Applicants must also complete a waiver request to avoid paying application fees. They are encouraged to apply online at https://flcertify.fldoe.org/.
There are an estimated 30,000 veterans in Clay County.
Diaz says since July 1, they’ve had 83 applications to the program so far.
The temporary certificate enables qualified veterans to teach while they continue their education to obtain a bachelor’s degree in teaching.
The program was created through a new bill passed by the legislature and signed into law by Gov. Ron DeSantis in June. DeSantis signed six bills into law supporting veterans, military members and their families to offer a range of support related to employment, educational and other opportunities.
The new laws provide educational opportunities for disabled veterans enabling them to receive free tuition and pay no fees, change education requirements for children of active-duty military families that transfer to new schools, and change to state agencies requirements to allow military experience when applying for civilian jobs, require the Department of Business and Professional Regulation to expedite license applications of active-duty military spouses, and update the definition of Uniformed Service to include the U.S. Space Force and updates military base names.
In addition to signing these bills into law, DeSantis also announced more than $3 million was being awarded to military communities, $20 million was being dedicated to CareerSource Florida and state workforce agencies for targeted workforce training to support veterans focusing on high demand industries including aviation, aerospace, and defense.

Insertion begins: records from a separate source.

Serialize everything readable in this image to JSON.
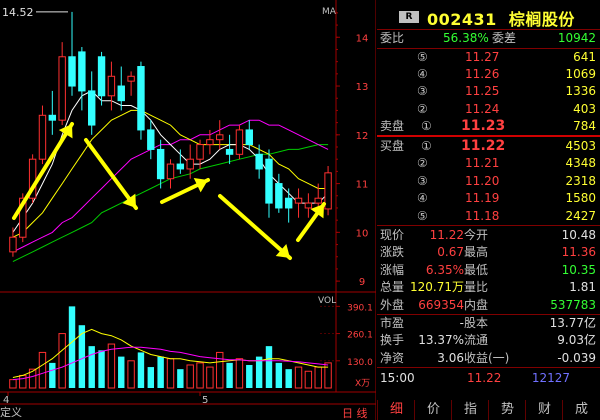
{
  "chart_top": {
    "corner_label": "MA",
    "price_marker": "14.52",
    "price_axis": [
      "14",
      "13",
      "12",
      "11",
      "10",
      "9"
    ],
    "date_labels": [
      "4",
      "5"
    ],
    "left_edge_label": "定义",
    "period_tab": "日 线",
    "colors": {
      "up": "#ff3030",
      "down": "#33ffff",
      "ma5": "#ffffff",
      "ma10": "#ffff00",
      "ma20": "#ff00ff",
      "ma60": "#00cc00",
      "arrow": "#ffff00"
    }
  },
  "chart_data": [
    {
      "type": "candlestick",
      "note": "price panel",
      "ylim": [
        8.9,
        14.6
      ],
      "candles": [
        {
          "o": 9.6,
          "h": 10.1,
          "l": 9.5,
          "c": 9.9
        },
        {
          "o": 9.9,
          "h": 10.8,
          "l": 9.8,
          "c": 10.7
        },
        {
          "o": 10.7,
          "h": 11.6,
          "l": 10.6,
          "c": 11.5
        },
        {
          "o": 11.5,
          "h": 12.6,
          "l": 11.4,
          "c": 12.4
        },
        {
          "o": 12.4,
          "h": 12.9,
          "l": 12.0,
          "c": 12.3
        },
        {
          "o": 12.3,
          "h": 13.9,
          "l": 12.2,
          "c": 13.6
        },
        {
          "o": 13.6,
          "h": 14.52,
          "l": 12.8,
          "c": 13.0
        },
        {
          "o": 13.7,
          "h": 13.8,
          "l": 12.5,
          "c": 12.9
        },
        {
          "o": 12.9,
          "h": 13.3,
          "l": 12.0,
          "c": 12.2
        },
        {
          "o": 13.6,
          "h": 13.7,
          "l": 12.6,
          "c": 12.8
        },
        {
          "o": 12.8,
          "h": 13.5,
          "l": 12.5,
          "c": 13.2
        },
        {
          "o": 13.0,
          "h": 13.4,
          "l": 12.5,
          "c": 12.7
        },
        {
          "o": 13.1,
          "h": 13.3,
          "l": 12.8,
          "c": 13.2
        },
        {
          "o": 13.4,
          "h": 13.5,
          "l": 11.9,
          "c": 12.1
        },
        {
          "o": 12.1,
          "h": 12.3,
          "l": 11.5,
          "c": 11.7
        },
        {
          "o": 11.7,
          "h": 11.9,
          "l": 10.9,
          "c": 11.1
        },
        {
          "o": 11.1,
          "h": 11.5,
          "l": 10.9,
          "c": 11.4
        },
        {
          "o": 11.4,
          "h": 11.7,
          "l": 11.2,
          "c": 11.3
        },
        {
          "o": 11.3,
          "h": 11.8,
          "l": 11.1,
          "c": 11.5
        },
        {
          "o": 11.5,
          "h": 11.9,
          "l": 11.3,
          "c": 11.8
        },
        {
          "o": 11.8,
          "h": 12.1,
          "l": 11.6,
          "c": 11.9
        },
        {
          "o": 11.9,
          "h": 12.3,
          "l": 11.7,
          "c": 12.0
        },
        {
          "o": 11.7,
          "h": 12.0,
          "l": 11.4,
          "c": 11.6
        },
        {
          "o": 11.6,
          "h": 12.2,
          "l": 11.5,
          "c": 12.1
        },
        {
          "o": 12.1,
          "h": 12.3,
          "l": 11.7,
          "c": 11.8
        },
        {
          "o": 11.6,
          "h": 11.8,
          "l": 11.1,
          "c": 11.3
        },
        {
          "o": 11.5,
          "h": 11.7,
          "l": 10.3,
          "c": 10.6
        },
        {
          "o": 11.0,
          "h": 11.2,
          "l": 10.4,
          "c": 10.5
        },
        {
          "o": 10.7,
          "h": 10.9,
          "l": 10.2,
          "c": 10.5
        },
        {
          "o": 10.6,
          "h": 10.9,
          "l": 10.3,
          "c": 10.7
        },
        {
          "o": 10.5,
          "h": 10.8,
          "l": 10.3,
          "c": 10.6
        },
        {
          "o": 10.6,
          "h": 11.0,
          "l": 10.5,
          "c": 10.7
        },
        {
          "o": 10.48,
          "h": 11.36,
          "l": 10.35,
          "c": 11.22
        }
      ],
      "ma5": [
        10.0,
        10.3,
        10.6,
        11.0,
        11.4,
        12.0,
        12.5,
        12.8,
        12.9,
        12.7,
        12.7,
        12.6,
        12.6,
        12.5,
        12.3,
        12.0,
        11.8,
        11.6,
        11.4,
        11.4,
        11.5,
        11.7,
        11.8,
        11.8,
        11.7,
        11.5,
        11.2,
        11.0,
        10.8,
        10.6,
        10.6,
        10.6,
        10.8
      ],
      "ma10": [
        9.9,
        10.0,
        10.2,
        10.4,
        10.7,
        11.0,
        11.3,
        11.6,
        11.9,
        12.1,
        12.3,
        12.4,
        12.5,
        12.5,
        12.4,
        12.3,
        12.2,
        12.0,
        11.9,
        11.8,
        11.8,
        11.8,
        11.8,
        11.8,
        11.8,
        11.7,
        11.6,
        11.4,
        11.3,
        11.1,
        11.0,
        10.9,
        10.9
      ],
      "ma20": [
        9.6,
        9.7,
        9.8,
        9.9,
        10.0,
        10.2,
        10.3,
        10.5,
        10.7,
        10.9,
        11.1,
        11.3,
        11.5,
        11.6,
        11.7,
        11.8,
        11.8,
        11.9,
        11.9,
        12.0,
        12.0,
        12.1,
        12.2,
        12.2,
        12.3,
        12.3,
        12.2,
        12.2,
        12.1,
        12.0,
        11.9,
        11.8,
        11.7
      ],
      "ma60": [
        9.4,
        9.5,
        9.6,
        9.7,
        9.8,
        9.9,
        10.0,
        10.1,
        10.2,
        10.4,
        10.5,
        10.6,
        10.7,
        10.8,
        10.9,
        11.0,
        11.1,
        11.15,
        11.2,
        11.3,
        11.35,
        11.4,
        11.45,
        11.5,
        11.55,
        11.6,
        11.6,
        11.65,
        11.7,
        11.7,
        11.75,
        11.8,
        11.8
      ]
    },
    {
      "type": "bar",
      "note": "volume panel",
      "ylabel": "X万",
      "tick_labels": [
        "390.1",
        "260.1",
        "130.0"
      ],
      "corner_label": "VOL",
      "ylim": [
        0,
        430
      ],
      "values": [
        40,
        60,
        90,
        170,
        120,
        260,
        390,
        300,
        200,
        180,
        210,
        150,
        130,
        170,
        100,
        150,
        140,
        90,
        110,
        120,
        100,
        170,
        120,
        140,
        110,
        150,
        200,
        120,
        90,
        100,
        80,
        100,
        120
      ],
      "ma_a": [
        50,
        60,
        80,
        110,
        140,
        180,
        220,
        260,
        280,
        260,
        250,
        230,
        200,
        180,
        160,
        150,
        140,
        140,
        130,
        125,
        120,
        125,
        130,
        135,
        130,
        130,
        140,
        140,
        130,
        120,
        110,
        100,
        100
      ],
      "ma_b": [
        40,
        45,
        55,
        70,
        85,
        100,
        120,
        140,
        160,
        175,
        185,
        190,
        195,
        195,
        190,
        185,
        175,
        170,
        160,
        150,
        145,
        140,
        135,
        135,
        130,
        130,
        130,
        130,
        128,
        125,
        120,
        115,
        110
      ]
    }
  ],
  "quote": {
    "badge": "R",
    "code": "002431",
    "name": "棕榈股份",
    "weibi_label": "委比",
    "weibi_value": "56.38%",
    "weicha_label": "委差",
    "weicha_value": "10942",
    "sell_label": "卖盘",
    "buy_label": "买盘",
    "sell": [
      {
        "idx": "⑤",
        "price": "11.27",
        "vol": "641"
      },
      {
        "idx": "④",
        "price": "11.26",
        "vol": "1069"
      },
      {
        "idx": "③",
        "price": "11.25",
        "vol": "1336"
      },
      {
        "idx": "②",
        "price": "11.24",
        "vol": "403"
      },
      {
        "idx": "①",
        "price": "11.23",
        "vol": "784"
      }
    ],
    "buy": [
      {
        "idx": "①",
        "price": "11.22",
        "vol": "4503"
      },
      {
        "idx": "②",
        "price": "11.21",
        "vol": "4348"
      },
      {
        "idx": "③",
        "price": "11.20",
        "vol": "2318"
      },
      {
        "idx": "④",
        "price": "11.19",
        "vol": "1580"
      },
      {
        "idx": "⑤",
        "price": "11.18",
        "vol": "2427"
      }
    ],
    "stats": [
      {
        "l1": "现价",
        "v1": "11.22",
        "c1": "red",
        "l2": "今开",
        "v2": "10.48",
        "c2": "white"
      },
      {
        "l1": "涨跌",
        "v1": "0.67",
        "c1": "red",
        "l2": "最高",
        "v2": "11.36",
        "c2": "red"
      },
      {
        "l1": "涨幅",
        "v1": "6.35%",
        "c1": "red",
        "l2": "最低",
        "v2": "10.35",
        "c2": "green"
      },
      {
        "l1": "总量",
        "v1": "120.71万",
        "c1": "yellow",
        "l2": "量比",
        "v2": "1.81",
        "c2": "white"
      },
      {
        "l1": "外盘",
        "v1": "669354",
        "c1": "red",
        "l2": "内盘",
        "v2": "537783",
        "c2": "green"
      }
    ],
    "stats2": [
      {
        "l1": "市盈",
        "v1": "-",
        "l2": "股本",
        "v2": "13.77亿"
      },
      {
        "l1": "换手",
        "v1": "13.37%",
        "l2": "流通",
        "v2": "9.03亿"
      },
      {
        "l1": "净资",
        "v1": "3.06",
        "l2": "收益(一)",
        "v2": "-0.039"
      }
    ],
    "tick": {
      "time": "15:00",
      "price": "11.22",
      "vol": "12127"
    }
  },
  "tabs": [
    "细",
    "价",
    "指",
    "势",
    "财",
    "成"
  ]
}
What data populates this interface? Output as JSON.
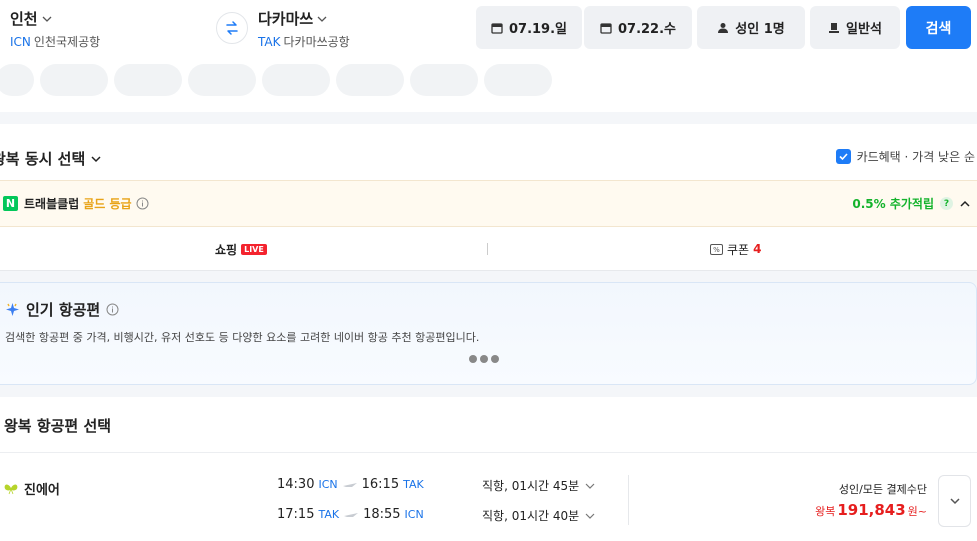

“In Florida, we value those who protect and serve our nation and the sacrifices that their families make,” DeSantis said when signing the bills into law. “That is why we work to provide tangible support that enhances the lives and communities of service members for generations to come.”
According to a recently published 2022 Florida Defense Industry Economic Impact Analysis by the Florida Defense Support Task Force, Florida’s military and defense industry supported more than 860,000 jobs in 2020. Florida saw a 12% increase in direct defense spending from $44 billion in 2018 to $49.3 billion in 2020, which generated more than $96.6 billion in value-added economic impacts, or 8.5% of the state’s economy.
Florida has 1.5 million military veterans and retirees.